Aber Doug wusste, dass es nicht viel Sinn hatte, die Polizei zu rufen. Er hatte ihnen das letzte Mal dieselbe Geschichte erzählt, und sie hatten sich einen Dreck darum gekümmert. Sie würden nicht einmal versuchen, in Howards Haus einzudringen, es sei denn, sie sahen den Postboten mit Howards blutigem Kopf in der Hand hinter der Tür herumlaufen.

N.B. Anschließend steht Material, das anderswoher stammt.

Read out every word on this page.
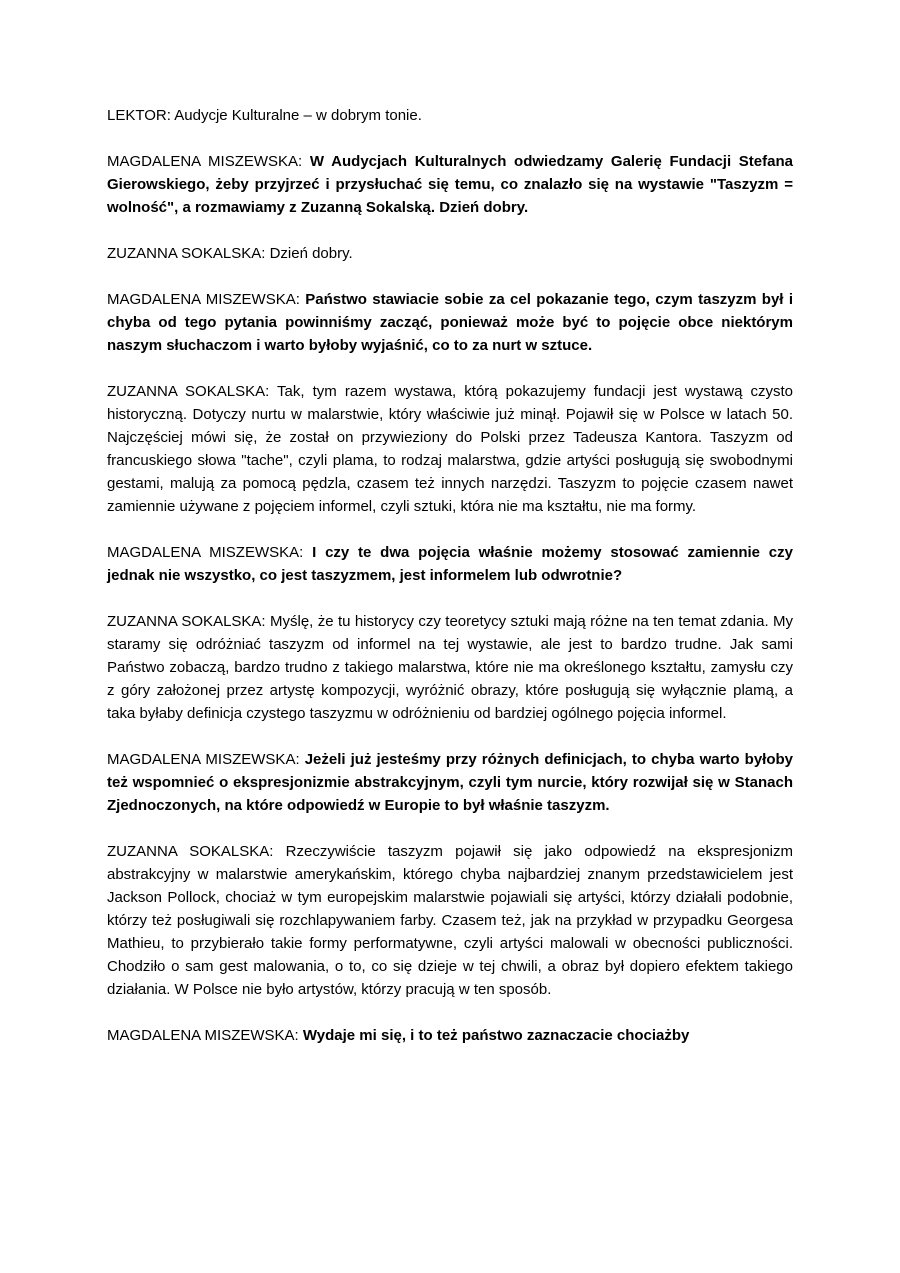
LEKTOR: Audycje Kulturalne – w dobrym tonie.

MAGDALENA MISZEWSKA: W Audycjach Kulturalnych odwiedzamy Galerię Fundacji Stefana Gierowskiego, żeby przyjrzeć i przysłuchać się temu, co znalazło się na wystawie "Taszyzm = wolność", a rozmawiamy z Zuzanną Sokalską. Dzień dobry.

ZUZANNA SOKALSKA: Dzień dobry.

MAGDALENA MISZEWSKA: Państwo stawiacie sobie za cel pokazanie tego, czym taszyzm był i chyba od tego pytania powinniśmy zacząć, ponieważ może być to pojęcie obce niektórym naszym słuchaczom i warto byłoby wyjaśnić, co to za nurt w sztuce.

ZUZANNA SOKALSKA: Tak, tym razem wystawa, którą pokazujemy fundacji jest wystawą czysto historyczną. Dotyczy nurtu w malarstwie, który właściwie już minął. Pojawił się w Polsce w latach 50. Najczęściej mówi się, że został on przywieziony do Polski przez Tadeusza Kantora. Taszyzm od francuskiego słowa "tache", czyli plama, to rodzaj malarstwa, gdzie artyści posługują się swobodnymi gestami, malują za pomocą pędzla, czasem też innych narzędzi. Taszyzm to pojęcie czasem nawet zamiennie używane z pojęciem informel, czyli sztuki, która nie ma kształtu, nie ma formy.

MAGDALENA MISZEWSKA: I czy te dwa pojęcia właśnie możemy stosować zamiennie czy jednak nie wszystko, co jest taszyzmem, jest informelem lub odwrotnie?

ZUZANNA SOKALSKA: Myślę, że tu historycy czy teoretycy sztuki mają różne na ten temat zdania. My staramy się odróżniać taszyzm od informel na tej wystawie, ale jest to bardzo trudne. Jak sami Państwo zobaczą, bardzo trudno z takiego malarstwa, które nie ma określonego kształtu, zamysłu czy z góry założonej przez artystę kompozycji, wyróżnić obrazy, które posługują się wyłącznie plamą, a taka byłaby definicja czystego taszyzmu w odróżnieniu od bardziej ogólnego pojęcia informel.

MAGDALENA MISZEWSKA: Jeżeli już jesteśmy przy różnych definicjach, to chyba warto byłoby też wspomnieć o ekspresjonizmie abstrakcyjnym, czyli tym nurcie, który rozwijał się w Stanach Zjednoczonych, na które odpowiedź w Europie to był właśnie taszyzm.

ZUZANNA SOKALSKA: Rzeczywiście taszyzm pojawił się jako odpowiedź na ekspresjonizm abstrakcyjny w malarstwie amerykańskim, którego chyba najbardziej znanym przedstawicielem jest Jackson Pollock, chociaż w tym europejskim malarstwie pojawiali się artyści, którzy działali podobnie, którzy też posługiwali się rozchlapywaniem farby. Czasem też, jak na przykład w przypadku Georgesa Mathieu, to przybierało takie formy performatywne, czyli artyści malowali w obecności publiczności. Chodziło o sam gest malowania, o to, co się dzieje w tej chwili, a obraz był dopiero efektem takiego działania. W Polsce nie było artystów, którzy pracują w ten sposób.

MAGDALENA MISZEWSKA: Wydaje mi się, i to też państwo zaznaczacie chociażby
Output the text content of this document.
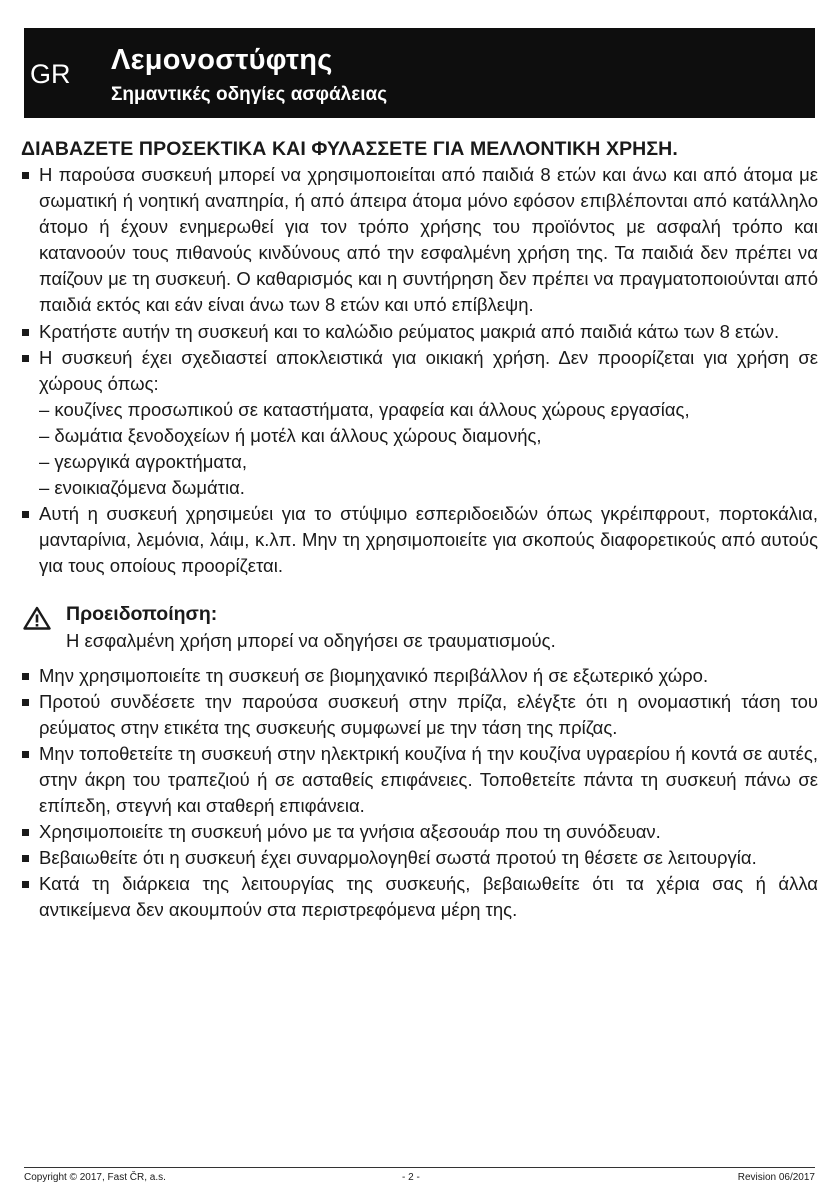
GR Λεμονοστύφτης
Σημαντικές οδηγίες ασφάλειας
ΔΙΑΒΑΖΕΤΕ ΠΡΟΣΕΚΤΙΚΑ ΚΑΙ ΦΥΛΑΣΣΕΤΕ ΓΙΑ ΜΕΛΛΟΝΤΙΚΗ ΧΡΗΣΗ.
Η παρούσα συσκευή μπορεί να χρησιμοποιείται από παιδιά 8 ετών και άνω και από άτομα με σωματική ή νοητική αναπηρία, ή από άπειρα άτομα μόνο εφόσον επιβλέπονται από κατάλληλο άτομο ή έχουν ενημερωθεί για τον τρόπο χρήσης του προϊόντος με ασφαλή τρόπο και κατανοούν τους πιθανούς κινδύνους από την εσφαλμένη χρήση της. Τα παιδιά δεν πρέπει να παίζουν με τη συσκευή. Ο καθαρισμός και η συντήρηση δεν πρέπει να πραγματοποιούνται από παιδιά εκτός και εάν είναι άνω των 8 ετών και υπό επίβλεψη.
Κρατήστε αυτήν τη συσκευή και το καλώδιο ρεύματος μακριά από παιδιά κάτω των 8 ετών.
Η συσκευή έχει σχεδιαστεί αποκλειστικά για οικιακή χρήση. Δεν προορίζεται για χρήση σε χώρους όπως:
– κουζίνες προσωπικού σε καταστήματα, γραφεία και άλλους χώρους εργασίας,
– δωμάτια ξενοδοχείων ή μοτέλ και άλλους χώρους διαμονής,
– γεωργικά αγροκτήματα,
– ενοικιαζόμενα δωμάτια.
Αυτή η συσκευή χρησιμεύει για το στύψιμο εσπεριδοειδών όπως γκρέιπφρουτ, πορτοκάλια, μανταρίνια, λεμόνια, λάιμ, κ.λπ. Μην τη χρησιμοποιείτε για σκοπούς διαφορετικούς από αυτούς για τους οποίους προορίζεται.
Προειδοποίηση:
Η εσφαλμένη χρήση μπορεί να οδηγήσει σε τραυματισμούς.
Μην χρησιμοποιείτε τη συσκευή σε βιομηχανικό περιβάλλον ή σε εξωτερικό χώρο.
Προτού συνδέσετε την παρούσα συσκευή στην πρίζα, ελέγξτε ότι η ονομαστική τάση του ρεύματος στην ετικέτα της συσκευής συμφωνεί με την τάση της πρίζας.
Μην τοποθετείτε τη συσκευή στην ηλεκτρική κουζίνα ή την κουζίνα υγραερίου ή κοντά σε αυτές, στην άκρη του τραπεζιού ή σε ασταθείς επιφάνειες. Τοποθετείτε πάντα τη συσκευή πάνω σε επίπεδη, στεγνή και σταθερή επιφάνεια.
Χρησιμοποιείτε τη συσκευή μόνο με τα γνήσια αξεσουάρ που τη συνόδευαν.
Βεβαιωθείτε ότι η συσκευή έχει συναρμολογηθεί σωστά προτού τη θέσετε σε λειτουργία.
Κατά τη διάρκεια της λειτουργίας της συσκευής, βεβαιωθείτε ότι τα χέρια σας ή άλλα αντικείμενα δεν ακουμπούν στα περιστρεφόμενα μέρη της.
Copyright © 2017, Fast ČR, a.s.	- 2 -	Revision 06/2017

Doug seufzte. Wenn es etwas gab, was er an Arizona hasste, dann war es der beinahe fanatische Respekt vor Land und Grundbesitz. Hier herrschte noch die Mentalität des alten Westens, eine verschrobene Weltsicht, in der Eigentum wichtiger war als der Mensch. Er erinnerte sich, wie er und Billy einmal nach Deer Valley gewandert waren. Sie waren durch ein ausgetrocknetes Bachbett gelaufen und seinem Verlauf gefolgt, als sie in den Wäldern auf eine Hütte stießen. Sie machten auf der Stelle kehrt, als sie auch schon die Stimme eines Jungen rufen hörten: »Eindringlinge, Pa!« Etwa eine Minute später vernahmen sie das donnernde Echo eines Schrotflintenschusses. Doug war sich vorgekommen, als wäre er in einen verdammten Film geraten. Der Knall wiederholte sich nicht, doch Billy und er waren tief gebückt den Rest des Weges zum Wagen zurückgelaufen. Als sie der Polizei berichteten, was passiert war, hatte der Sergeant am Schalter nur gelächelt und ihnen gesagt, dass sie nicht unbefugt fremdes Eigentum hätten betreten sollen - als ob der Tod eine faire Bestrafung für jemanden wäre, der unwissentlich das Land eines anderen betrat.